Although there is a lot of hype, some of it is justified when you consider the enormous potential for savings using Theranos’ tests. According to the New Yorker, ‘a typical lab test for cholesterol can cost fifty dollars or more; the Theranos test at Walgreens costs two dollars and ninety-nine cents’, although the expansion of the partnership has been suspended in light of recent bad press.

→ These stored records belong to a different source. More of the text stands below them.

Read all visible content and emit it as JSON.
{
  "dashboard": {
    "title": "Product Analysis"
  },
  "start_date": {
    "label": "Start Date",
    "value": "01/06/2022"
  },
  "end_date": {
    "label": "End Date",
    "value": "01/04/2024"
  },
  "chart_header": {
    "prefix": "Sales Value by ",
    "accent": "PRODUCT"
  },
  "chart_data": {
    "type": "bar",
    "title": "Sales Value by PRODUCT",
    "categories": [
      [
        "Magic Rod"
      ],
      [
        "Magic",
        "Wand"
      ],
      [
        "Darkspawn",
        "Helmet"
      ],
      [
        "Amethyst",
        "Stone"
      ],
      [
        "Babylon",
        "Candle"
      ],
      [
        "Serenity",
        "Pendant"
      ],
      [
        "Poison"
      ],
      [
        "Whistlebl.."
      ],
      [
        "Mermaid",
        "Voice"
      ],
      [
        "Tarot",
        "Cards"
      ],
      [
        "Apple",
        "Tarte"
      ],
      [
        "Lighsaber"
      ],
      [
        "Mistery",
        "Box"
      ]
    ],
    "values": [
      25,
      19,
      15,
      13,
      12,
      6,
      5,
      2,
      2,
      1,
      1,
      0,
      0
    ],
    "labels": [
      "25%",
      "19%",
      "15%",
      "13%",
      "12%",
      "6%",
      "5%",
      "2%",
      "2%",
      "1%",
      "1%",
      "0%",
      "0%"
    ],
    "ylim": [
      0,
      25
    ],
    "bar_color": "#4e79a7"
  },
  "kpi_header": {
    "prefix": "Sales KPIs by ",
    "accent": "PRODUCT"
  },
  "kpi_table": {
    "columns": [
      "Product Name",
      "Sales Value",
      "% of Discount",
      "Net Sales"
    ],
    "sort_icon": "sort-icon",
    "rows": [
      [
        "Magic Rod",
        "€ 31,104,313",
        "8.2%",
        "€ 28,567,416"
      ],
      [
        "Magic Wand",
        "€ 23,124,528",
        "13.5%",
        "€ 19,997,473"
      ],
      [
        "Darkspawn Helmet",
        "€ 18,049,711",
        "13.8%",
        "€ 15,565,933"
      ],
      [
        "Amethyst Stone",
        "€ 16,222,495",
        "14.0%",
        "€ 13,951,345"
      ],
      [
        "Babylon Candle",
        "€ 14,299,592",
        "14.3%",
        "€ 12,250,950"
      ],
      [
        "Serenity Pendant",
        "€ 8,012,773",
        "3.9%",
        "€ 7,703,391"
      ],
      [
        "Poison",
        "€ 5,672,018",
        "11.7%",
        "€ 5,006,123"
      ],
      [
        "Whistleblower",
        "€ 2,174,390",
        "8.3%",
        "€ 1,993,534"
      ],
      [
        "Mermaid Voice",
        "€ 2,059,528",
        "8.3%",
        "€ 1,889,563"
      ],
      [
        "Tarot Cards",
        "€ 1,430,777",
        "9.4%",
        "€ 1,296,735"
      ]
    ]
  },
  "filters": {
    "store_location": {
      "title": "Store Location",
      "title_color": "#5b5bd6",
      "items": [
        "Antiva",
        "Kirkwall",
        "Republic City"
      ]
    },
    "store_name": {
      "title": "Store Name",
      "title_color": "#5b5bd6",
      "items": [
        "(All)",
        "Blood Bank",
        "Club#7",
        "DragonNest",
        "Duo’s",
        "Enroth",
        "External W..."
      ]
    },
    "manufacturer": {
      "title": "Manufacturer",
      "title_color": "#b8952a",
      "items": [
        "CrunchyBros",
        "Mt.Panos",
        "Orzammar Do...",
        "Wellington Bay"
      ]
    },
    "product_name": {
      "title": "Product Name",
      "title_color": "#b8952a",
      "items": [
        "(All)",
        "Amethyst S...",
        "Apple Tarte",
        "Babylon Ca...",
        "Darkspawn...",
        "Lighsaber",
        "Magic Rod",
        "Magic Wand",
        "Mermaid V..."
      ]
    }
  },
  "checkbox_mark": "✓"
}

More doubt: Theranos Trouble: A First Person Account

After two failed attempts to establish a Theranos account, I gain access to my numbers:

— Platelets: 430, given my condition, that’s high
— Hematocrit: 44.1, a passing grade, but uncomfortably close to the 45% limit

Stanford Hematology disagrees:

— Platelets: 320, no concerns, come back in two or three months
— Hematocrit: 41.1, ditto

However, the Theranos site for the CBC has 6 sub-tests:

Hematocrit
Hemoglobin
Platelets, Automated
RBC Automated
WBC Automated
WBC Count, Automated Differential

A ‘complete blood count’ has at least ten sub-tests, not just the two (Platelet, Hematocrit) he listed. If he can’t list all of the items instead of the two examples he cherry picked, how can we trust his story? He’s probably omitting stuff. A CBC with only two results is by definition not a CBC. No hospital would run a CBC on only two items.

A normal platelet count is between 150-400, which his results fall within. Although the there is a large discrepancy between the Stanford platelet test and the Theranos results, that doesn’t mean discrepancies won’t exist for other testing methods and other hospitals. Certain tests work better with small blood volumes than others. Blood glucose levels can be reliably tested with a pinprick of blood using a home test kit, although the discrepancy is somewhat worse than under a controlled hospital setting, which is not too surprising.. Beyond the herpes test, which they have received FDA clearance for, Theranos has 120 tests in the works, and getting FDA clearance on maybe a dozen of them would be huge progress.

Theranos was founded in 2003; it took over a decade for Theranos to develop its proprietary testing machines and get its first FDA approval (for the herpes simplex 1 virus test). The media is treating this like a horse race, and don’t understand that biotech and healthcare, as an industry, is very slow – it takes many years and lot of money to get things going. This is because of regulation (human lives are at stake), high costs (lab equipment, computer simulations, employees, clinical trials, etc), and the innate complexity of human biology. It’s not like an app where you have have it coded in a month.